In recent years Malcolm Taylor, the Librarian of the English Folk Dance and Song Society, has been awarded an OBE, the EFDSS Gold Badge, and a Radio 2 Folk Award; while the library itself has achieved MLA Designated status, recognising the library’s national and international importance. All of these awards are entirely deserved. Malcolm is a thoroughly good egg, and in his time at the Vaughan Williams Memorial Library he has both raised its profile and dramatically extended the range of services it offers – and this is set to be taken even further with the Full English project now underway.
In the 1980s, when the Society as a whole was pretty moribund, and members only seemed to have energy for bitter internecine disputes over where the HQ should be based, Malcolm just quietly got on with things: doing his best to ensure the library’s resources were secure, organising library lectures, and masterminding a series of excellent cassettes featuring field recordings which had never before been available to the world at large.
One of these cassettes was Early in the Month of Spring, which featured recordings made by Jim Carroll and Pat Mackenzie of Irish Travellers in England – recordings which had often been made in the most unlikely places (well, for those who think of folk songs as existing only in an idyllic rustic setting) such as underneath a flyover on the Westway.

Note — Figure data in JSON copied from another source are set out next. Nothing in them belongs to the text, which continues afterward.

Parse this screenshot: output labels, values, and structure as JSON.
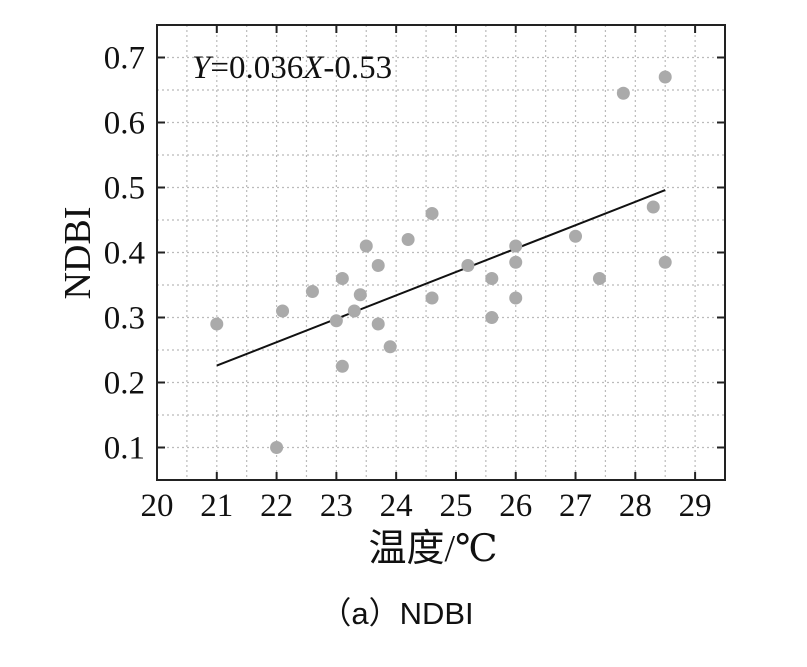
{
  "chart_data": {
    "type": "scatter",
    "xlabel": "温度/℃",
    "ylabel": "NDBI",
    "xlim": [
      20,
      29.5
    ],
    "ylim": [
      0.05,
      0.75
    ],
    "x_ticks": [
      "20",
      "21",
      "22",
      "23",
      "24",
      "25",
      "26",
      "27",
      "28",
      "29"
    ],
    "y_ticks": [
      "0.1",
      "0.2",
      "0.3",
      "0.4",
      "0.5",
      "0.6",
      "0.7"
    ],
    "grid": true,
    "equation": {
      "y_var": "Y",
      "eq": "=0.036",
      "x_var": "X",
      "rest": "-0.53"
    },
    "trendline": {
      "slope": 0.036,
      "intercept": -0.53,
      "x_range": [
        21,
        28.5
      ]
    },
    "points": [
      [
        21.0,
        0.29
      ],
      [
        22.0,
        0.1
      ],
      [
        22.1,
        0.31
      ],
      [
        22.6,
        0.34
      ],
      [
        23.0,
        0.295
      ],
      [
        23.1,
        0.36
      ],
      [
        23.1,
        0.225
      ],
      [
        23.3,
        0.31
      ],
      [
        23.4,
        0.335
      ],
      [
        23.5,
        0.41
      ],
      [
        23.7,
        0.29
      ],
      [
        23.7,
        0.38
      ],
      [
        23.9,
        0.255
      ],
      [
        24.2,
        0.42
      ],
      [
        24.6,
        0.46
      ],
      [
        24.6,
        0.33
      ],
      [
        25.2,
        0.38
      ],
      [
        25.6,
        0.3
      ],
      [
        25.6,
        0.36
      ],
      [
        26.0,
        0.33
      ],
      [
        26.0,
        0.41
      ],
      [
        26.0,
        0.385
      ],
      [
        27.0,
        0.425
      ],
      [
        27.4,
        0.36
      ],
      [
        27.8,
        0.645
      ],
      [
        28.3,
        0.47
      ],
      [
        28.5,
        0.385
      ],
      [
        28.5,
        0.67
      ]
    ],
    "colors": {
      "point": "#aaaaaa",
      "line": "#111111",
      "frame": "#222222",
      "grid": "#bbbbbb"
    }
  },
  "caption": "（a）NDBI"
}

The cassette was full of great performances of great songs, sung by singers who were clearly great characters. Fortunately, since cassette tapes were never the most wonderful or long-lasting medium, the songs from Early in the Month of Spring have now been made available on a Musical Traditions CD From Puck to Appleby (MTCD325-6)
This one came from Mikeen McCarthy, originally from Cahirciveen, Co Kerry, but who had lived in England for most of his life. Mikeen was introduced by Jim and Pat to the London folk club scene, and I was lucky enough to see him singing at at least one National Folk Music Festival at Sutton Bonington. An obituary for Mikeen appeared in the 2006 Folk Music Journal, and this is available online.